Though, aside from pointing out the hysteria of the public in its bunkering of supplies we’ve grown to take for granted, there’s another good point to be made here. How fragile, oh so fragile, the supply-lines of our massive world economy can be. The West is sorely unused to supply shortages. And even though there are the precious few that may remember the last days of rationing, my Generation X and the ones that spiralled downward after me, can barely even fathom a world were we can’t get a hold on a roll of toilet paper if so our lives depended on it.

So I guess it’s actually not very difficult to imagine that this coddled generation of people can envision the End of Time in the grime of an unwiped turd cutter.

Every single civilization that has come before us has fallen. Due to ecological disaster. Due to disease. Due to economic collapse. Sometimes because of all of the above. And every single time, once we get back on our feet, we keep building the same fragile societal structures that are proven time and time again to be about as sustainable as a house of cards. To call human development stupid seems insufficient in such a light. Yet, we keep at it. Sourcing our food from across the globe. Sourcing our electronic pacifiers from sweat-shops in the Third World. Sourcing our fuel and energy from anywhere but where we live.
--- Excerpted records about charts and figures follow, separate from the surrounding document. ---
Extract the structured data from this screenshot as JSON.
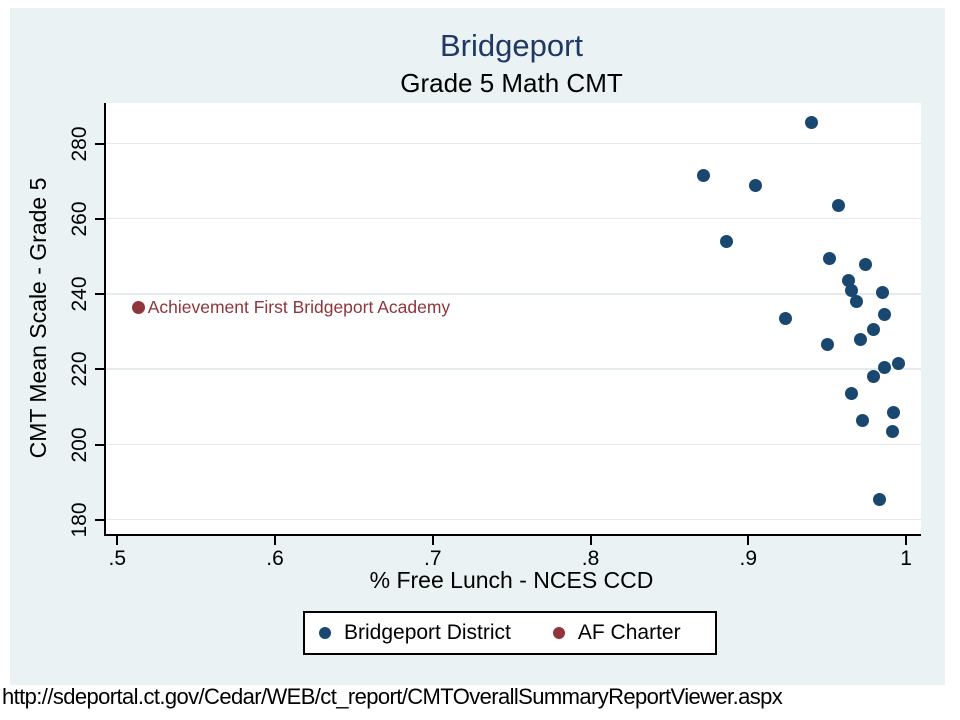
{
  "figure": {
    "title": "Bridgeport",
    "subtitle": "Grade 5 Math CMT"
  },
  "caption": {
    "url": "http://sdeportal.ct.gov/Cedar/WEB/ct_report/CMTOverallSummaryReportViewer.aspx"
  },
  "colors": {
    "figure_background": "#eaf2f3",
    "plot_background": "#ffffff",
    "gridline": "#e4ebed",
    "axis": "#000000",
    "title_text": "#1f3864",
    "district_marker": "#1a476f",
    "charter_marker": "#90353b"
  },
  "chart_data": {
    "type": "scatter",
    "title": "Bridgeport",
    "subtitle": "Grade 5 Math CMT",
    "xlabel": "% Free Lunch - NCES CCD",
    "ylabel": "CMT Mean Scale - Grade 5",
    "xlim": [
      0.4916,
      1.0082
    ],
    "ylim": [
      176.2,
      290.8
    ],
    "grid": "horizontal-only",
    "legend_position": "bottom-center",
    "x_ticks": [
      {
        "v": 0.5,
        "label": ".5"
      },
      {
        "v": 0.6,
        "label": ".6"
      },
      {
        "v": 0.7,
        "label": ".7"
      },
      {
        "v": 0.8,
        "label": ".8"
      },
      {
        "v": 0.9,
        "label": ".9"
      },
      {
        "v": 1.0,
        "label": "1"
      }
    ],
    "y_ticks": [
      {
        "v": 180,
        "label": "180"
      },
      {
        "v": 200,
        "label": "200"
      },
      {
        "v": 220,
        "label": "220"
      },
      {
        "v": 240,
        "label": "240"
      },
      {
        "v": 260,
        "label": "260"
      },
      {
        "v": 280,
        "label": "280"
      }
    ],
    "series": [
      {
        "name": "Bridgeport District",
        "color": "#1a476f",
        "points": [
          [
            0.939,
            285.5
          ],
          [
            0.87,
            271.5
          ],
          [
            0.903,
            269.0
          ],
          [
            0.956,
            263.5
          ],
          [
            0.885,
            254.0
          ],
          [
            0.95,
            249.5
          ],
          [
            0.973,
            248.0
          ],
          [
            0.962,
            243.5
          ],
          [
            0.964,
            241.0
          ],
          [
            0.967,
            238.0
          ],
          [
            0.984,
            240.5
          ],
          [
            0.985,
            234.5
          ],
          [
            0.922,
            233.5
          ],
          [
            0.978,
            230.5
          ],
          [
            0.97,
            228.0
          ],
          [
            0.949,
            226.5
          ],
          [
            0.994,
            221.5
          ],
          [
            0.985,
            220.5
          ],
          [
            0.978,
            218.0
          ],
          [
            0.964,
            213.5
          ],
          [
            0.991,
            208.5
          ],
          [
            0.971,
            206.5
          ],
          [
            0.99,
            203.5
          ],
          [
            0.982,
            185.5
          ]
        ]
      },
      {
        "name": "AF Charter",
        "color": "#90353b",
        "points": [
          [
            0.512,
            236.5
          ]
        ],
        "annotation": "Achievement First Bridgeport Academy"
      }
    ]
  }
}
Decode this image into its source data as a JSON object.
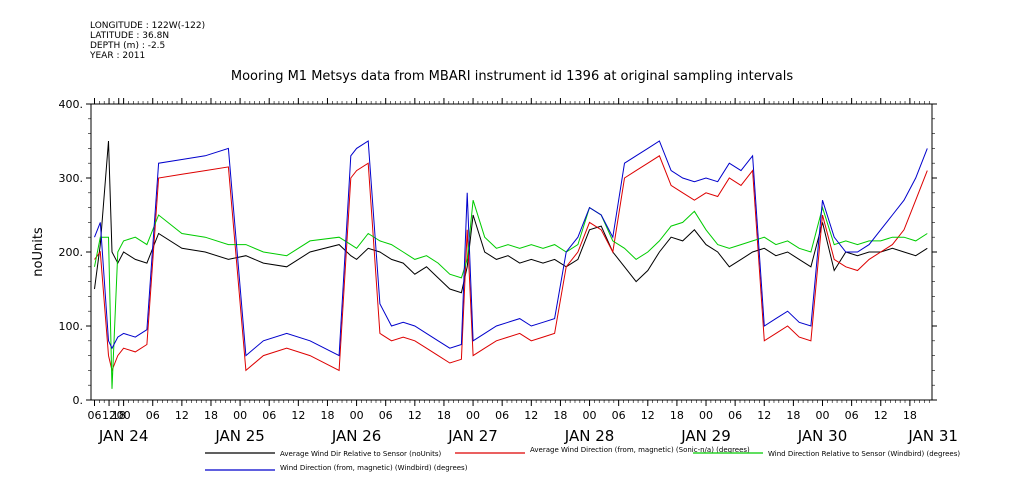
{
  "header": {
    "longitude": "LONGITUDE : 122W(-122)",
    "latitude": "LATITUDE : 36.8N",
    "depth": "DEPTH (m) : -2.5",
    "year": "YEAR : 2011"
  },
  "chart_data": {
    "type": "line",
    "title": "Mooring M1 Metsys data from MBARI instrument id 1396 at original sampling intervals",
    "ylabel": "noUnits",
    "ylim": [
      0,
      400
    ],
    "yticks": [
      0,
      100,
      200,
      300,
      400
    ],
    "ytick_labels": [
      "0.",
      "100.",
      "200.",
      "300.",
      "400."
    ],
    "x_unit": "day of Jan 2011",
    "xlim": [
      23.72,
      30.94
    ],
    "hour_ticks": [
      {
        "t": 23.75,
        "label": "06"
      },
      {
        "t": 23.875,
        "label": "12"
      },
      {
        "t": 23.958,
        "label": "18"
      },
      {
        "t": 24.0,
        "label": "00"
      },
      {
        "t": 24.25,
        "label": "06"
      },
      {
        "t": 24.5,
        "label": "12"
      },
      {
        "t": 24.75,
        "label": "18"
      },
      {
        "t": 25.0,
        "label": "00"
      },
      {
        "t": 25.25,
        "label": "06"
      },
      {
        "t": 25.5,
        "label": "12"
      },
      {
        "t": 25.75,
        "label": "18"
      },
      {
        "t": 26.0,
        "label": "00"
      },
      {
        "t": 26.25,
        "label": "06"
      },
      {
        "t": 26.5,
        "label": "12"
      },
      {
        "t": 26.75,
        "label": "18"
      },
      {
        "t": 27.0,
        "label": "00"
      },
      {
        "t": 27.25,
        "label": "06"
      },
      {
        "t": 27.5,
        "label": "12"
      },
      {
        "t": 27.75,
        "label": "18"
      },
      {
        "t": 28.0,
        "label": "00"
      },
      {
        "t": 28.25,
        "label": "06"
      },
      {
        "t": 28.5,
        "label": "12"
      },
      {
        "t": 28.75,
        "label": "18"
      },
      {
        "t": 29.0,
        "label": "00"
      },
      {
        "t": 29.25,
        "label": "06"
      },
      {
        "t": 29.5,
        "label": "12"
      },
      {
        "t": 29.75,
        "label": "18"
      },
      {
        "t": 30.0,
        "label": "00"
      },
      {
        "t": 30.25,
        "label": "06"
      },
      {
        "t": 30.5,
        "label": "12"
      },
      {
        "t": 30.75,
        "label": "18"
      }
    ],
    "day_labels": [
      {
        "t": 24.0,
        "label": "JAN 24"
      },
      {
        "t": 25.0,
        "label": "JAN 25"
      },
      {
        "t": 26.0,
        "label": "JAN 26"
      },
      {
        "t": 27.0,
        "label": "JAN 27"
      },
      {
        "t": 28.0,
        "label": "JAN 28"
      },
      {
        "t": 29.0,
        "label": "JAN 29"
      },
      {
        "t": 30.0,
        "label": "JAN 30"
      },
      {
        "t": 30.95,
        "label": "JAN 31"
      }
    ],
    "series": [
      {
        "name": "Average Wind Dir Relative to Sensor (noUnits)",
        "color": "#000000",
        "x": [
          23.75,
          23.8,
          23.87,
          23.9,
          23.95,
          24.0,
          24.1,
          24.2,
          24.3,
          24.5,
          24.7,
          24.9,
          25.05,
          25.2,
          25.4,
          25.6,
          25.85,
          25.95,
          26.0,
          26.1,
          26.2,
          26.3,
          26.4,
          26.5,
          26.6,
          26.7,
          26.8,
          26.9,
          26.95,
          27.0,
          27.1,
          27.2,
          27.3,
          27.4,
          27.5,
          27.6,
          27.7,
          27.8,
          27.9,
          28.0,
          28.1,
          28.2,
          28.3,
          28.4,
          28.5,
          28.6,
          28.7,
          28.8,
          28.9,
          29.0,
          29.1,
          29.2,
          29.3,
          29.4,
          29.5,
          29.6,
          29.7,
          29.8,
          29.9,
          30.0,
          30.1,
          30.2,
          30.3,
          30.4,
          30.5,
          30.6,
          30.7,
          30.8,
          30.9
        ],
        "y": [
          150,
          210,
          350,
          200,
          185,
          200,
          190,
          185,
          225,
          205,
          200,
          190,
          195,
          185,
          180,
          200,
          210,
          195,
          190,
          205,
          200,
          190,
          185,
          170,
          180,
          165,
          150,
          145,
          180,
          250,
          200,
          190,
          195,
          185,
          190,
          185,
          190,
          180,
          190,
          230,
          235,
          200,
          180,
          160,
          175,
          200,
          220,
          215,
          230,
          210,
          200,
          180,
          190,
          200,
          205,
          195,
          200,
          190,
          180,
          240,
          175,
          200,
          195,
          200,
          200,
          205,
          200,
          195,
          205
        ]
      },
      {
        "name": "Average Wind Direction (from, magnetic) (Sonic-n/a) (degrees)",
        "color": "#dd0000",
        "x": [
          23.75,
          23.8,
          23.87,
          23.9,
          23.95,
          24.0,
          24.1,
          24.2,
          24.3,
          24.5,
          24.7,
          24.9,
          25.05,
          25.2,
          25.4,
          25.6,
          25.85,
          25.95,
          26.0,
          26.1,
          26.2,
          26.3,
          26.4,
          26.5,
          26.6,
          26.7,
          26.8,
          26.9,
          26.95,
          27.0,
          27.1,
          27.2,
          27.3,
          27.4,
          27.5,
          27.6,
          27.7,
          27.8,
          27.9,
          28.0,
          28.1,
          28.2,
          28.3,
          28.4,
          28.5,
          28.6,
          28.7,
          28.8,
          28.9,
          29.0,
          29.1,
          29.2,
          29.3,
          29.4,
          29.5,
          29.6,
          29.7,
          29.8,
          29.9,
          30.0,
          30.1,
          30.2,
          30.3,
          30.4,
          30.5,
          30.6,
          30.7,
          30.8,
          30.9
        ],
        "y": [
          190,
          200,
          60,
          40,
          60,
          70,
          65,
          75,
          300,
          305,
          310,
          315,
          40,
          60,
          70,
          60,
          40,
          300,
          310,
          320,
          90,
          80,
          85,
          80,
          70,
          60,
          50,
          55,
          230,
          60,
          70,
          80,
          85,
          90,
          80,
          85,
          90,
          180,
          200,
          240,
          230,
          200,
          300,
          310,
          320,
          330,
          290,
          280,
          270,
          280,
          275,
          300,
          290,
          310,
          80,
          90,
          100,
          85,
          80,
          250,
          190,
          180,
          175,
          190,
          200,
          210,
          230,
          270,
          310
        ]
      },
      {
        "name": "Wind Direction Relative to Sensor (Windbird) (degrees)",
        "color": "#00cc00",
        "x": [
          23.75,
          23.8,
          23.87,
          23.9,
          23.95,
          24.0,
          24.1,
          24.2,
          24.3,
          24.5,
          24.7,
          24.9,
          25.05,
          25.2,
          25.4,
          25.6,
          25.85,
          25.95,
          26.0,
          26.1,
          26.2,
          26.3,
          26.4,
          26.5,
          26.6,
          26.7,
          26.8,
          26.9,
          26.95,
          27.0,
          27.1,
          27.2,
          27.3,
          27.4,
          27.5,
          27.6,
          27.7,
          27.8,
          27.9,
          28.0,
          28.1,
          28.2,
          28.3,
          28.4,
          28.5,
          28.6,
          28.7,
          28.8,
          28.9,
          29.0,
          29.1,
          29.2,
          29.3,
          29.4,
          29.5,
          29.6,
          29.7,
          29.8,
          29.9,
          30.0,
          30.1,
          30.2,
          30.3,
          30.4,
          30.5,
          30.6,
          30.7,
          30.8,
          30.9
        ],
        "y": [
          180,
          220,
          220,
          15,
          200,
          215,
          220,
          210,
          250,
          225,
          220,
          210,
          210,
          200,
          195,
          215,
          220,
          210,
          205,
          225,
          215,
          210,
          200,
          190,
          195,
          185,
          170,
          165,
          190,
          270,
          220,
          205,
          210,
          205,
          210,
          205,
          210,
          200,
          210,
          260,
          250,
          215,
          205,
          190,
          200,
          215,
          235,
          240,
          255,
          230,
          210,
          205,
          210,
          215,
          220,
          210,
          215,
          205,
          200,
          260,
          210,
          215,
          210,
          215,
          215,
          220,
          220,
          215,
          225
        ]
      },
      {
        "name": "Wind Direction (from, magnetic) (Windbird) (degrees)",
        "color": "#0000cc",
        "x": [
          23.75,
          23.8,
          23.87,
          23.9,
          23.95,
          24.0,
          24.1,
          24.2,
          24.3,
          24.5,
          24.7,
          24.9,
          25.05,
          25.2,
          25.4,
          25.6,
          25.85,
          25.95,
          26.0,
          26.1,
          26.2,
          26.3,
          26.4,
          26.5,
          26.6,
          26.7,
          26.8,
          26.9,
          26.95,
          27.0,
          27.1,
          27.2,
          27.3,
          27.4,
          27.5,
          27.6,
          27.7,
          27.8,
          27.9,
          28.0,
          28.1,
          28.2,
          28.3,
          28.4,
          28.5,
          28.6,
          28.7,
          28.8,
          28.9,
          29.0,
          29.1,
          29.2,
          29.3,
          29.4,
          29.5,
          29.6,
          29.7,
          29.8,
          29.9,
          30.0,
          30.1,
          30.2,
          30.3,
          30.4,
          30.5,
          30.6,
          30.7,
          30.8,
          30.9
        ],
        "y": [
          220,
          240,
          80,
          70,
          85,
          90,
          85,
          95,
          320,
          325,
          330,
          340,
          60,
          80,
          90,
          80,
          60,
          330,
          340,
          350,
          130,
          100,
          105,
          100,
          90,
          80,
          70,
          75,
          280,
          80,
          90,
          100,
          105,
          110,
          100,
          105,
          110,
          200,
          220,
          260,
          250,
          220,
          320,
          330,
          340,
          350,
          310,
          300,
          295,
          300,
          295,
          320,
          310,
          330,
          100,
          110,
          120,
          105,
          100,
          270,
          220,
          200,
          200,
          210,
          230,
          250,
          270,
          300,
          340
        ]
      }
    ],
    "legend": "bottom"
  }
}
It is a humbling thing, to look at how the world twists itself into a living Prisoner’s Dilemma. How no matter how educated or knowledgable our populations have become, we keep reverting to the same basic nature over and over and over again. We learned nothing from the Bronze Age Collapse. We learned nothing from Rome. Nothing from the Aztecs or the Mayans. We learned nothing from the near miss Y2K, and we have learned absolutely fuck all from the Great Recession.

Humanity, so hungry for knowledge, never ever learns.

But you know what? I don’t mind the hysteria, the pandemic pandemonium. It’s fine. It’s overdue. I’m a chronicler. A writer. I look forward to the Great Slip; when our downfall turns from a slow slide into a headlong rush. I want to see it. I want to document it. Even if it’s heralded by just a mediocre couch. I’d be damned if I’d have to slog through the inane bullshit and incessant corruption that we today call society, without being afforded the privilege of watching it all turn to dust.